Tear bottles have been found in very large numbers on opening ancient tombs. They are made of thin glass usually, although the very poor sometimes had just simple pottery bottles, not even baked or glazed. They were all made with a slender body, broad at the base, with a funnel-shaped top. Every member of the family owned a tear bottle and they collected the tears of the whole family.
What purpose did these repositories serve?
When serious trouble or a death occurred in the home, all the relatives came and each one brought his tear bottle with him. As they wept and wailed, the tears rolling down their cheeks, each person took his or her tear bottle and gathered tears from the faces of all present. This bottle was exceedingly sacred to them. It represented all the heartaches, sorrows and bereavements from the grandparents down to the small child.
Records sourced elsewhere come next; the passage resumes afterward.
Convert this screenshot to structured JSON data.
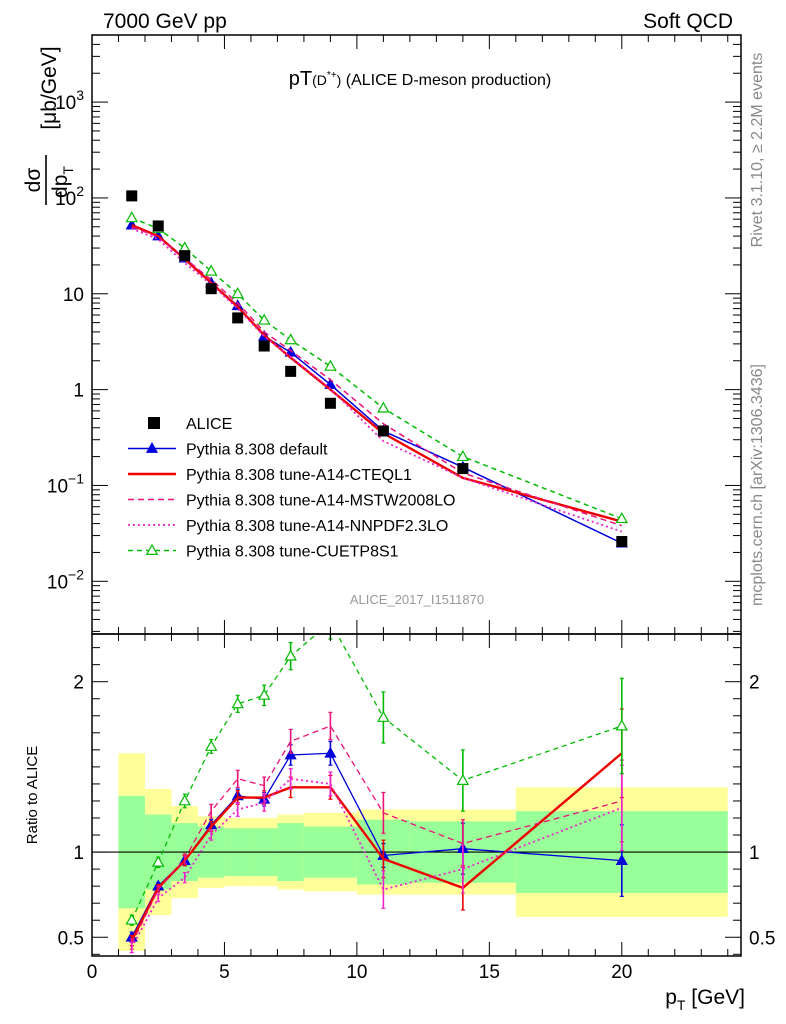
{
  "header": {
    "left": "7000 GeV pp",
    "right": "Soft QCD"
  },
  "side": {
    "rivet": "Rivet 3.1.10, ≥ 2.2M events",
    "mcplots": "mcplots.cern.ch [arXiv:1306.3436]"
  },
  "chart_data": {
    "type": "line",
    "title": "pT(D*+) (ALICE D-meson production)",
    "analysis_id": "ALICE_2017_I1511870",
    "xlabel": "p_T [GeV]",
    "ylabel_main": "dσ/dp_T [μb/GeV]",
    "ylabel_ratio": "Ratio to ALICE",
    "xlim": [
      0,
      24.5
    ],
    "main_ylim_log10": [
      -2.55,
      3.7
    ],
    "main_yscale": "log",
    "ratio_ylim": [
      0.39,
      2.28
    ],
    "x_ticks": [
      "0",
      "5",
      "10",
      "15",
      "20"
    ],
    "main_y_ticks": [
      "10^-2",
      "10^-1",
      "1",
      "10",
      "10^2",
      "10^3"
    ],
    "ratio_y_ticks": [
      "0.5",
      "1",
      "2"
    ],
    "legend_position": "lower-left",
    "x": [
      1.5,
      2.5,
      3.5,
      4.5,
      5.5,
      6.5,
      7.5,
      9.0,
      11.0,
      14.0,
      20.0
    ],
    "data": {
      "name": "ALICE",
      "color": "#000000",
      "values": [
        105,
        51,
        25,
        11.3,
        5.6,
        2.85,
        1.55,
        0.72,
        0.37,
        0.15,
        0.026
      ],
      "bins": [
        [
          1,
          2
        ],
        [
          2,
          3
        ],
        [
          3,
          4
        ],
        [
          4,
          5
        ],
        [
          5,
          6
        ],
        [
          6,
          7
        ],
        [
          7,
          8
        ],
        [
          8,
          10
        ],
        [
          10,
          12
        ],
        [
          12,
          16
        ],
        [
          16,
          24
        ]
      ],
      "band_stat": [
        0.33,
        0.22,
        0.17,
        0.15,
        0.14,
        0.14,
        0.17,
        0.15,
        0.19,
        0.18,
        0.24
      ],
      "band_total": [
        0.58,
        0.37,
        0.27,
        0.21,
        0.2,
        0.2,
        0.22,
        0.23,
        0.25,
        0.25,
        0.38
      ]
    },
    "series": [
      {
        "name": "Pythia 8.308 default",
        "color": "#0000dd",
        "dash": "",
        "marker": "triangle-filled",
        "values": [
          52,
          40,
          23.5,
          13,
          7.5,
          3.6,
          2.45,
          1.13,
          0.37,
          0.155,
          0.025
        ],
        "ratio": [
          0.5,
          0.8,
          0.95,
          1.16,
          1.33,
          1.31,
          1.57,
          1.58,
          0.98,
          1.02,
          0.95
        ],
        "ratio_err": [
          0.03,
          0.02,
          0.03,
          0.03,
          0.04,
          0.04,
          0.06,
          0.07,
          0.07,
          0.15,
          0.21
        ]
      },
      {
        "name": "Pythia 8.308 tune-A14-CTEQL1",
        "color": "#ee0000",
        "dash": "",
        "marker": "none",
        "values": [
          52,
          40,
          23,
          13,
          7.3,
          3.7,
          2.15,
          1.0,
          0.35,
          0.12,
          0.042
        ],
        "ratio": [
          0.48,
          0.79,
          0.95,
          1.15,
          1.32,
          1.32,
          1.38,
          1.38,
          0.96,
          0.79,
          1.58
        ],
        "ratio_err": [
          0.03,
          0.02,
          0.03,
          0.03,
          0.04,
          0.04,
          0.06,
          0.07,
          0.11,
          0.13,
          0.26
        ]
      },
      {
        "name": "Pythia 8.308 tune-A14-MSTW2008LO",
        "color": "#ee1177",
        "dash": "6,4",
        "marker": "none",
        "values": [
          50,
          39,
          23.5,
          14,
          8.0,
          4.0,
          2.55,
          1.27,
          0.44,
          0.135,
          0.038
        ],
        "ratio": [
          0.46,
          0.78,
          0.96,
          1.24,
          1.43,
          1.39,
          1.65,
          1.74,
          1.23,
          1.05,
          1.3
        ],
        "ratio_err": [
          0.03,
          0.02,
          0.03,
          0.04,
          0.05,
          0.05,
          0.07,
          0.08,
          0.12,
          0.14,
          0.24
        ]
      },
      {
        "name": "Pythia 8.308 tune-A14-NNPDF2.3LO",
        "color": "#ee22cc",
        "dash": "2,3",
        "marker": "none",
        "values": [
          48,
          37,
          21,
          12.5,
          7.0,
          3.6,
          2.2,
          1.02,
          0.29,
          0.12,
          0.033
        ],
        "ratio": [
          0.44,
          0.73,
          0.85,
          1.1,
          1.25,
          1.29,
          1.43,
          1.4,
          0.78,
          0.9,
          1.26
        ],
        "ratio_err": [
          0.03,
          0.02,
          0.03,
          0.03,
          0.04,
          0.05,
          0.06,
          0.07,
          0.11,
          0.14,
          0.25
        ]
      },
      {
        "name": "Pythia 8.308 tune-CUETP8S1",
        "color": "#00bb00",
        "dash": "5,4",
        "marker": "triangle-open",
        "values": [
          62,
          48,
          30,
          17.2,
          10,
          5.3,
          3.3,
          1.75,
          0.64,
          0.2,
          0.045
        ],
        "ratio": [
          0.6,
          0.94,
          1.3,
          1.62,
          1.87,
          1.92,
          2.15,
          2.35,
          1.79,
          1.42,
          1.74
        ],
        "ratio_err": [
          0.03,
          0.03,
          0.04,
          0.04,
          0.05,
          0.06,
          0.08,
          0.1,
          0.15,
          0.18,
          0.28
        ]
      }
    ]
  }
}
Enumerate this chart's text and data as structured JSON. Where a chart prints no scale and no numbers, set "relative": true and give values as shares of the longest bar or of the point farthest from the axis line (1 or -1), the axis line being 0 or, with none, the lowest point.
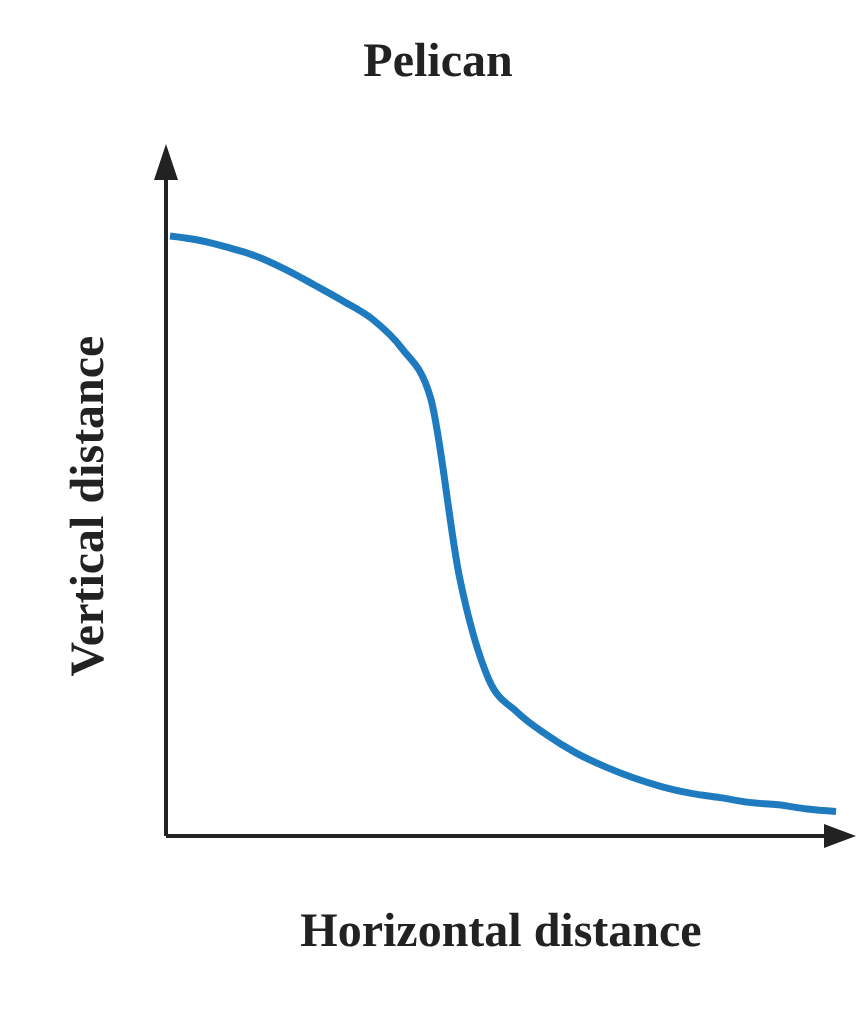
{
  "chart_data": {
    "type": "line",
    "title": "Pelican",
    "xlabel": "Horizontal distance",
    "ylabel": "Vertical distance",
    "relative": true,
    "categories": [
      null,
      null,
      null,
      null,
      null,
      null,
      null,
      null,
      null,
      null,
      null,
      null,
      null,
      null,
      null,
      null,
      null,
      null,
      null,
      null,
      null,
      null,
      null,
      null
    ],
    "series": [
      {
        "color": "#1f7bc0",
        "values": [
          1.0,
          0.993,
          0.981,
          0.966,
          0.944,
          0.918,
          0.891,
          0.861,
          0.813,
          0.73,
          0.431,
          0.262,
          0.206,
          0.169,
          0.139,
          0.116,
          0.097,
          0.082,
          0.071,
          0.064,
          0.056,
          0.052,
          0.045,
          0.041
        ]
      }
    ],
    "grid": false,
    "legend": false,
    "marker": "none",
    "line_style": "solid"
  }
}
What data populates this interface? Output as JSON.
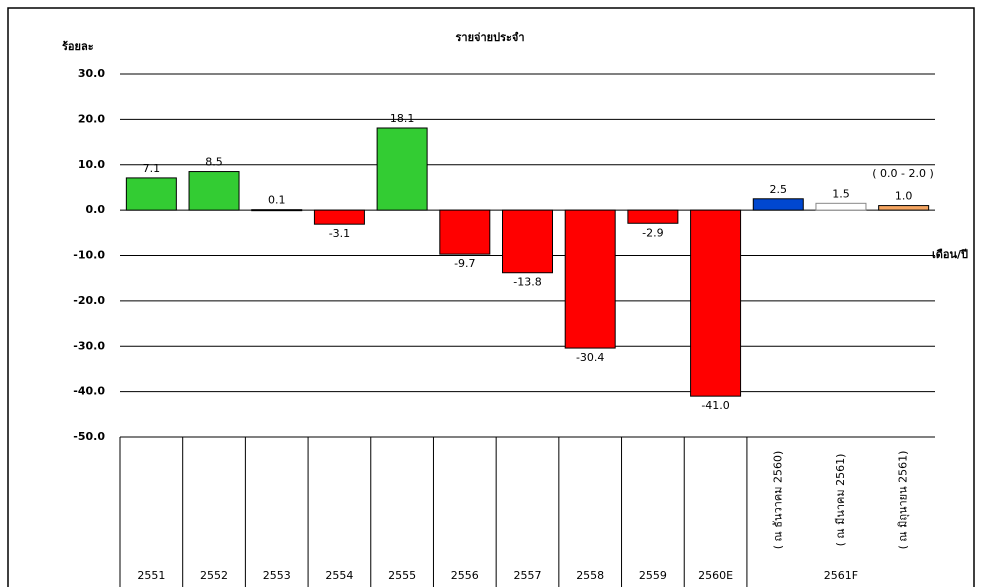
{
  "chart_data": {
    "type": "bar",
    "title": "รายจ่ายประจำ",
    "y_label": "ร้อยละ",
    "x_label": "เดือน/ปี",
    "annotation": "( 0.0 - 2.0 )",
    "group_label": "2561F",
    "categories": [
      "2551",
      "2552",
      "2553",
      "2554",
      "2555",
      "2556",
      "2557",
      "2558",
      "2559",
      "2560E",
      "( ณ ธันวาคม 2560)",
      "( ณ มีนาคม 2561)",
      "( ณ มิถุนายน 2561)"
    ],
    "values": [
      7.1,
      8.5,
      0.1,
      -3.1,
      18.1,
      -9.7,
      -13.8,
      -30.4,
      -2.9,
      -41.0,
      2.5,
      1.5,
      1.0
    ],
    "value_labels": [
      "7.1",
      "8.5",
      "0.1",
      "-3.1",
      "18.1",
      "-9.7",
      "-13.8",
      "-30.4",
      "-2.9",
      "-41.0",
      "2.5",
      "1.5",
      "1.0"
    ],
    "colors": [
      "#33cc33",
      "#33cc33",
      "#33cc33",
      "#ff0000",
      "#33cc33",
      "#ff0000",
      "#ff0000",
      "#ff0000",
      "#ff0000",
      "#ff0000",
      "#0047d0",
      "#ffffff",
      "#f4a460"
    ],
    "ylim": [
      -50,
      30
    ],
    "yticks": [
      {
        "value": 30,
        "label": "30.0"
      },
      {
        "value": 20,
        "label": "20.0"
      },
      {
        "value": 10,
        "label": "10.0"
      },
      {
        "value": 0,
        "label": "0.0"
      },
      {
        "value": -10,
        "label": "-10.0"
      },
      {
        "value": -20,
        "label": "-20.0"
      },
      {
        "value": -30,
        "label": "-30.0"
      },
      {
        "value": -40,
        "label": "-40.0"
      },
      {
        "value": -50,
        "label": "-50.0"
      }
    ],
    "grid": true
  }
}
When a person died, his tear bottle was buried with him, as one of his most sacred possessions.
This helps us to a better understanding of what the woman did for her Master. She noticed the very discourteous way in which Christ was treated as a guest in the house of Simon the Pharisee. He provided no water to wash the
Lord’s feet and no oil to anoint his head; so this poor, sinful woman, longing for forgiveness and a new life, took her tear bottle, poured the tears over his tired, dusty feet and wiped them with her long hair. A great sacrifice indeed, done in love and gratitude to the Saviour. They could not be replaced and she might die without a bottle of tears to be buried with her in her tomb.
How strange and beautiful is this? Could we use more peace in the Middle East? There’s nothing strange about this little Bible meeting turning towards geopolitics, because the separation between Church and state is a convenient fiction never practiced in reality.